Au cours de ses déplacements en tant que patron de l'automobile internationale, Jean Todt est arrivé à la conclusion suivante : « Pour mener une campagne efficace à l'échelle mondiale, il faut s'exprimer depuis une plateforme globale. » Et pour que cette dernière fonctionne correctement, il faut non seulement des fonds, mais également abandonner les anciens modèles établis, souvent dépassés. L'envoyé spécial pour la sécurité routière préconise dès lors « l'instauration d'un mécanisme de financement basé sur le modèle de contribution prélevée sur les billets d'avion de l'UNITAID. » Autrement dit : il s'agirait de retenir une contribution marginale sur les ventes du secteur automobile. « Ce mécanisme pourrait rapidement générer des fonds importants, selon lui, qui seraient ensuite versé à un Fonds mondial de l'ONU pour la sécurité routière destiné à aider les pays en développement dans leurs efforts. »

Ces objectifs – politiques, financiers – ne seront réalisables qu'à long terme. L'action conduite par Jean Todt ne sera couronnée de succès que si elle est précédée d'intenses opérations de sensibilisation, voire de lobbying, et ce de la part de personnalités privées tout autant que des Etats.

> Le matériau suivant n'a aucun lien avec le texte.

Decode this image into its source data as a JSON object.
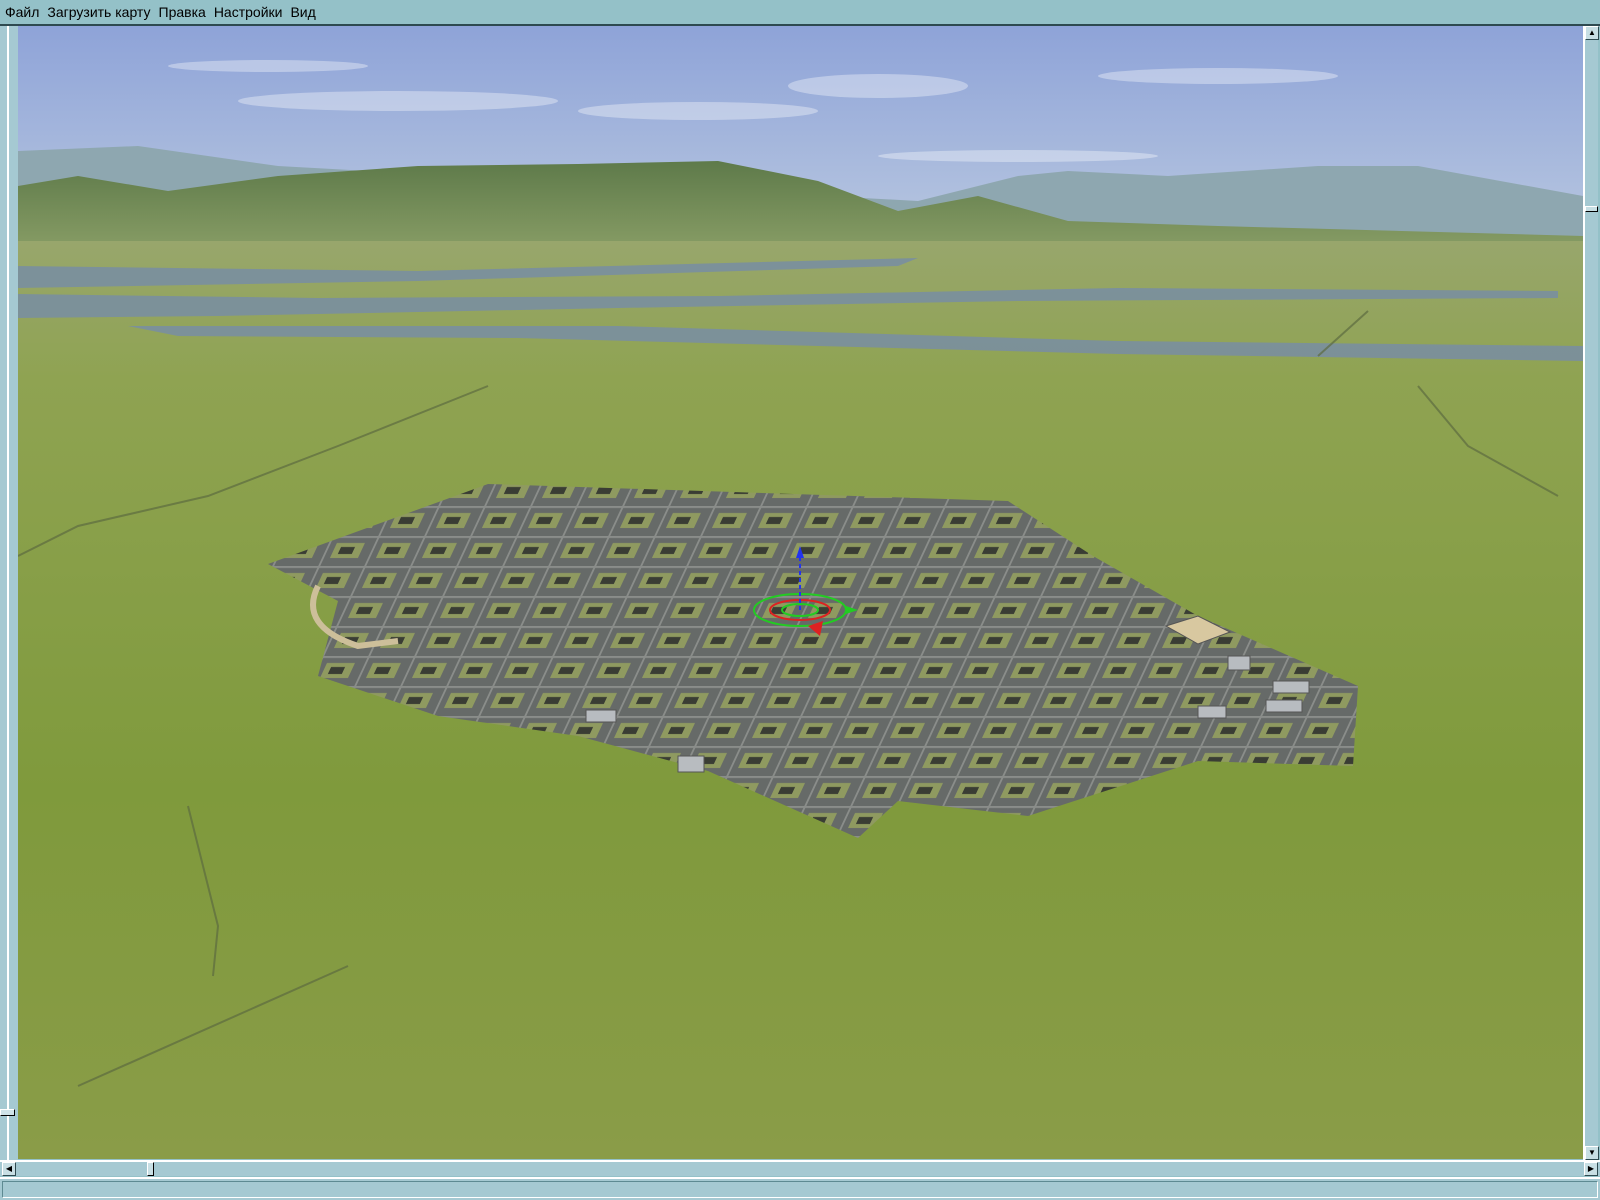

Ceux-là ont d'ailleurs adopté, vendredi 25 septembre dernier, lors de la première journée de l'Assemblée générale des Nations unies à New-York, une nouvelle feuille de route pour le développement durable de la planète. La santé et la sécurité des individus, donc la prise en charge des accidents de la route, en font partie.

(1) www.who.int/fr/, Aide-mémoire sur les accidents de la route n°358, mai 2015.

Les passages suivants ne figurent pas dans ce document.